In 2007, Ujkaj moved to Massachusetts and worked as a full time soccer coach for Global Premier Soccer, a soccer developmental club that has mentored many of the state’s best players. Ujkaj is currently the head coach of the GPS Central Elite U-18 boys’ team.
He was head coach of the Bishop Guertin varsity team in Nashua New Hampshire for two seasons in 2016 and 2017.
Just one scrimmage against Bedford on Tuesday’s sweltering afternoon and Ujkaj’s preferred style of play is evident. It’s a crafty yet cautious Italian style with a clear emphasis on discipline and possession building from an organized back line up to midfielders like returning senior captains Aidan Cusack, Joshua Ell and Carter Margolis who can possess and create a relentless attack, while allowing forwards to make diagonal and indirect runs.
Ujkaj will be able to place his players in better spots as he continues to learn their tendencies.
“I am getting to know the players slowly,” said Ujkaj. “There is a good core of seven or eight returning players.”
Those players represent an opportunity that was too good for the coach to pass up. Ujkaj is grateful to Wakefield athletic director Brendan Kent for giving him an opportunity to coach a public school, something the coach is really looking forward to.
“Coaching a public high school that represents a town and a community will be a different experience as to coaching a private school (Bishop Guertin),” said Ujkaj who is excited at the prospects of working with the town and Wakefield’s youth like he did in Bologna. “Wakefield has a lot of potential to be a very competitive school in the Middlesex League and I am hoping to contribute toward that goal.”
The Warriors ended last year on a strong note, winning three of their final four games, including a 3-1 win over rival Melrose.
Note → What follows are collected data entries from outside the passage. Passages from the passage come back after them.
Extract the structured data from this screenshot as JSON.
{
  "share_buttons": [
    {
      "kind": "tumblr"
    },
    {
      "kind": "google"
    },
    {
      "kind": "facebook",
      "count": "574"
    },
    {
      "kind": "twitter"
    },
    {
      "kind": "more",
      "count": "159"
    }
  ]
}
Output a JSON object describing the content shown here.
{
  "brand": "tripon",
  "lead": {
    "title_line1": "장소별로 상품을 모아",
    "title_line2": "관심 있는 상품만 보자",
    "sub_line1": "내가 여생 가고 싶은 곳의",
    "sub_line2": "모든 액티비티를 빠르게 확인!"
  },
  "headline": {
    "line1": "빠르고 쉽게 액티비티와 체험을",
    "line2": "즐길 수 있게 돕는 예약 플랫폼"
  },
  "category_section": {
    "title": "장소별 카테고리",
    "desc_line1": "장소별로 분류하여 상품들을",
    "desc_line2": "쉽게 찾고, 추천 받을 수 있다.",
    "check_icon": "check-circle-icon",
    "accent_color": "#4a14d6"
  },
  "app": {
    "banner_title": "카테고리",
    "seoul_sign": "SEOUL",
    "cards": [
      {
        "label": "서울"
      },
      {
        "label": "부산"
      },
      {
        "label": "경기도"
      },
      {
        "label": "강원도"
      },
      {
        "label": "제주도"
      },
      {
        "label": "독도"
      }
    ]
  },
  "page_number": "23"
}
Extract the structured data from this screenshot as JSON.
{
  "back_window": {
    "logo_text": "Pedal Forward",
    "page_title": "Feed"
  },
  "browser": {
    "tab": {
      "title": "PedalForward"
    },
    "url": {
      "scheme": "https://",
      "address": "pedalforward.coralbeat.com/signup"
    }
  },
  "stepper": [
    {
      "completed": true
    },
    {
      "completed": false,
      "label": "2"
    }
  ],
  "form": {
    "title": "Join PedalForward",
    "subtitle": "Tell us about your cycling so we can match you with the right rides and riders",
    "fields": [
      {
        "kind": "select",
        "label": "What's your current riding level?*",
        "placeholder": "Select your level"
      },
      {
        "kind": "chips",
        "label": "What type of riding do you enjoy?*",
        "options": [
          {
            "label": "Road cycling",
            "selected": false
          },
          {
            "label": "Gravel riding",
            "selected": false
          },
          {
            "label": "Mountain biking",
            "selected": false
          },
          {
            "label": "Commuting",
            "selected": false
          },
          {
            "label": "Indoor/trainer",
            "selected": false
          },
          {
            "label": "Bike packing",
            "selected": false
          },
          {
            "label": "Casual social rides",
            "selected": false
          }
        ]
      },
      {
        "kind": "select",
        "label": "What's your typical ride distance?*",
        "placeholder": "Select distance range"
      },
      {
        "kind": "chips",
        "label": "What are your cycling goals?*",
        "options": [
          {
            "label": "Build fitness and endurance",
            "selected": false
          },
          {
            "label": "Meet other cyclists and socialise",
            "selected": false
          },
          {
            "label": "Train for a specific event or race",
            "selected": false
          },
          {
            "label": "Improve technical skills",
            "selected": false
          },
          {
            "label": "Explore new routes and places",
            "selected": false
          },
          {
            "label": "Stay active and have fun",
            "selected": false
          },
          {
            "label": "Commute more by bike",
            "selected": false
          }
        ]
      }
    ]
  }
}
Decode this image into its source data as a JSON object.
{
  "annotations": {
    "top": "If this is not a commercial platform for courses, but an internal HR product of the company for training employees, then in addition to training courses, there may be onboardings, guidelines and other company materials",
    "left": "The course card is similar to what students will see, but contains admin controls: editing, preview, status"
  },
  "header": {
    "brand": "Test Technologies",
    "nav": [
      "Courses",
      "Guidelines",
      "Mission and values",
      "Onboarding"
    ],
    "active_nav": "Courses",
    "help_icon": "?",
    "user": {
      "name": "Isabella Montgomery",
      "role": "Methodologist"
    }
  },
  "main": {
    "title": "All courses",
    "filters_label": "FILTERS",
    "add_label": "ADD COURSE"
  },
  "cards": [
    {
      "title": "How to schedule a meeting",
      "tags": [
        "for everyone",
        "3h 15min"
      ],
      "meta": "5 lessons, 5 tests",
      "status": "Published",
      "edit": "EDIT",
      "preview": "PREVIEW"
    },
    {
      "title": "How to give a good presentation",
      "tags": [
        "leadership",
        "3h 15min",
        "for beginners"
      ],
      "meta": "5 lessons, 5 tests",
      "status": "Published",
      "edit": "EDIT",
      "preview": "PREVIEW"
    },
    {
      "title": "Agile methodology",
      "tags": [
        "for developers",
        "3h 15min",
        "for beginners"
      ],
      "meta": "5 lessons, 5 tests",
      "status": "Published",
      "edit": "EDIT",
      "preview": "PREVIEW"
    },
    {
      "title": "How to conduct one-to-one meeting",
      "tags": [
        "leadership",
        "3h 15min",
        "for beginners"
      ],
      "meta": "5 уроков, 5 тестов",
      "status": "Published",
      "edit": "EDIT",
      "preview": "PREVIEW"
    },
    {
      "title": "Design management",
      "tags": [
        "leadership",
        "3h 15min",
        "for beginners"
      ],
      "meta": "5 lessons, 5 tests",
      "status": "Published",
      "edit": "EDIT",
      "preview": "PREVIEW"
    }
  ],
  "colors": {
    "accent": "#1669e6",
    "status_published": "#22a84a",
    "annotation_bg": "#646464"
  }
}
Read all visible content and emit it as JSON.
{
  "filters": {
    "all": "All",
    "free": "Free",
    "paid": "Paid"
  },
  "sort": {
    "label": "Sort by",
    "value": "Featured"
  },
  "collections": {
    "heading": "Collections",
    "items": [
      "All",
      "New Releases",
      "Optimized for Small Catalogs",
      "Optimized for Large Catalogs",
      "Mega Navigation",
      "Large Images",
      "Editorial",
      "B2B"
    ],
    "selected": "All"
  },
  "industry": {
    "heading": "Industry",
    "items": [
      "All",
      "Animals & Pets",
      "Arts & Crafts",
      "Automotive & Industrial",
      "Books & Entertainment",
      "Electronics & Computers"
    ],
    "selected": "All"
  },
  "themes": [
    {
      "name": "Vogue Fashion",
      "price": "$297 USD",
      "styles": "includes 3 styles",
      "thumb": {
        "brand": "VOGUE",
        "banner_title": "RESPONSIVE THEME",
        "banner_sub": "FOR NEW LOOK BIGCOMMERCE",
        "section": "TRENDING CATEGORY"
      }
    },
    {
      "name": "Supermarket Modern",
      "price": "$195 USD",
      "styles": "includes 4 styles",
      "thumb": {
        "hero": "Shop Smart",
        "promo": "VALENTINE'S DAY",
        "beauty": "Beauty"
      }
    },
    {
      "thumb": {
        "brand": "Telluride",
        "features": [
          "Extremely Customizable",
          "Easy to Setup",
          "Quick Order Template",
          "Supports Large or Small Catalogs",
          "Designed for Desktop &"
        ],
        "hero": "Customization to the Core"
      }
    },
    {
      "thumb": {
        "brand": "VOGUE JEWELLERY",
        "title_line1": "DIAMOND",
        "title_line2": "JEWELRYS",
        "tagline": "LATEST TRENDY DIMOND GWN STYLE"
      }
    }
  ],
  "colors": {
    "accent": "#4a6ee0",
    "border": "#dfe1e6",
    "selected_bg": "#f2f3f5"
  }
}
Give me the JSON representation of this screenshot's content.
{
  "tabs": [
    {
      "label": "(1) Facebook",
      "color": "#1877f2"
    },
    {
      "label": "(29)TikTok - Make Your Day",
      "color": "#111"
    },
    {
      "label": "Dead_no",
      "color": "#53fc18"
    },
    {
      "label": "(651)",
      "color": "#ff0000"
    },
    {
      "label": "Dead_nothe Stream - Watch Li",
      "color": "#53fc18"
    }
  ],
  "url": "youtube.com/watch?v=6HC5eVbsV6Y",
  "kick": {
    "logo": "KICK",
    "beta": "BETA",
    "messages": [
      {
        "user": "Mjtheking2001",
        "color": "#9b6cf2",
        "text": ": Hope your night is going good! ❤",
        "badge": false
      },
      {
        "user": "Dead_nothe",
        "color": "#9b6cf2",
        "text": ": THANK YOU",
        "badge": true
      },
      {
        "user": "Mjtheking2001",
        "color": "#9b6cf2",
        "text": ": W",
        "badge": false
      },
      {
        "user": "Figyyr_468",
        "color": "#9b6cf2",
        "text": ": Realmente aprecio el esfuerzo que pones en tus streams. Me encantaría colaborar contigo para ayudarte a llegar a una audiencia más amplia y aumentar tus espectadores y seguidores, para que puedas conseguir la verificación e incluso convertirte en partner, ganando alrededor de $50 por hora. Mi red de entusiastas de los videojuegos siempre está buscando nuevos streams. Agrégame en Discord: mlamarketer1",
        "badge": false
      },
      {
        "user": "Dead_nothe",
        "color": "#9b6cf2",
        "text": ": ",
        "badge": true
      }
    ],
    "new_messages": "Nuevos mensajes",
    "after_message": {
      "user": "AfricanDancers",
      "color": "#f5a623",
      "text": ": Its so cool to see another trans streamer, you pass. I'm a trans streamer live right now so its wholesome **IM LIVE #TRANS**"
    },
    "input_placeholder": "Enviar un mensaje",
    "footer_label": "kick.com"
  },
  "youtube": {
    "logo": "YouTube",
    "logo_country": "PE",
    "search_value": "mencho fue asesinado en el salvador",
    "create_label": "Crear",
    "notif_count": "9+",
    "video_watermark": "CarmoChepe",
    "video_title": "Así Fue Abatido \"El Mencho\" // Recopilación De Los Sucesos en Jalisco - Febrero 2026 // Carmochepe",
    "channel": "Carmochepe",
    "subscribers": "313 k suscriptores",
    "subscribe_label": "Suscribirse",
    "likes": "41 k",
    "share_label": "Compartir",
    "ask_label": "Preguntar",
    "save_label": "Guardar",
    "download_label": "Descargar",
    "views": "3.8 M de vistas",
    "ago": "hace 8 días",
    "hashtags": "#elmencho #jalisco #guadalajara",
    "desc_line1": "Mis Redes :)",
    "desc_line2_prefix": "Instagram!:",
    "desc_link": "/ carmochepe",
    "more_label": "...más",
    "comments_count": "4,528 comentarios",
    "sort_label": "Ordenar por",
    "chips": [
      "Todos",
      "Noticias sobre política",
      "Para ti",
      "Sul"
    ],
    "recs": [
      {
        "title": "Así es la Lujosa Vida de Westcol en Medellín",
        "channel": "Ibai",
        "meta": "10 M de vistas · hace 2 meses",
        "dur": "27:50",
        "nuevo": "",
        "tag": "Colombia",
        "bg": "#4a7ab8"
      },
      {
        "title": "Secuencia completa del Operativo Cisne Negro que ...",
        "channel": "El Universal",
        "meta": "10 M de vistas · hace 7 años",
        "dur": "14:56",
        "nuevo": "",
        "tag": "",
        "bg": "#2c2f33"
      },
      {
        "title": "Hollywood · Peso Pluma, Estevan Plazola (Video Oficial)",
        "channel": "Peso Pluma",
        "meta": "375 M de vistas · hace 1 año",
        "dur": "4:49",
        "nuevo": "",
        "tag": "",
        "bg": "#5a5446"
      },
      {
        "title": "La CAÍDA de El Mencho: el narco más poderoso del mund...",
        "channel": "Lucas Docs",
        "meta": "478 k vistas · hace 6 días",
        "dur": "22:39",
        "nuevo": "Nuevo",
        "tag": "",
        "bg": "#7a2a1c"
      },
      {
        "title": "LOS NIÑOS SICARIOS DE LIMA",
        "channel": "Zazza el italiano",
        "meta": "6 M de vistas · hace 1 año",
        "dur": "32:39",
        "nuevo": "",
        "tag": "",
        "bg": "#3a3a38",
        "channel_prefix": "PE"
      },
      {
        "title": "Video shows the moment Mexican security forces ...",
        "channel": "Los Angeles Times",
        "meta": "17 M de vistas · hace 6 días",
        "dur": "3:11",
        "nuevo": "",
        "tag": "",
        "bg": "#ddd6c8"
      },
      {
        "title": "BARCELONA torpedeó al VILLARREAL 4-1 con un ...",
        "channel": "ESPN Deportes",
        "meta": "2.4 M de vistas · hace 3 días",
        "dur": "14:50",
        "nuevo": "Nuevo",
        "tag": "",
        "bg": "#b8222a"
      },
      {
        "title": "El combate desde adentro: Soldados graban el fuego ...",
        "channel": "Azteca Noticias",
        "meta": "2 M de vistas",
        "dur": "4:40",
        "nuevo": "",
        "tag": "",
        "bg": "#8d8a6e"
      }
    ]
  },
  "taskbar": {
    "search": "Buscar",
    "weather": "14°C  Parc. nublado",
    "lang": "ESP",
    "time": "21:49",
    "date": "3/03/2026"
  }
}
With 11 seniors graduating from last year’s team, there will be plenty of opportunity for younger players to prove themselves alongside that core of returners.
For Ujkaj, getting Wakefield back to the top starts with good practice habits.
“My expectations are to work and practice professionally,” said the coach with a dash of Fabio Capello before shifting to a more fun-loving Arrigo Sacchi style. “We want to have discipline but at the same time be excited and why not, have some fun.”
From Albania to Italy to New England, one thing is for sure: Wakefield will have plenty of fun learning the game from Ilir Ujkaj.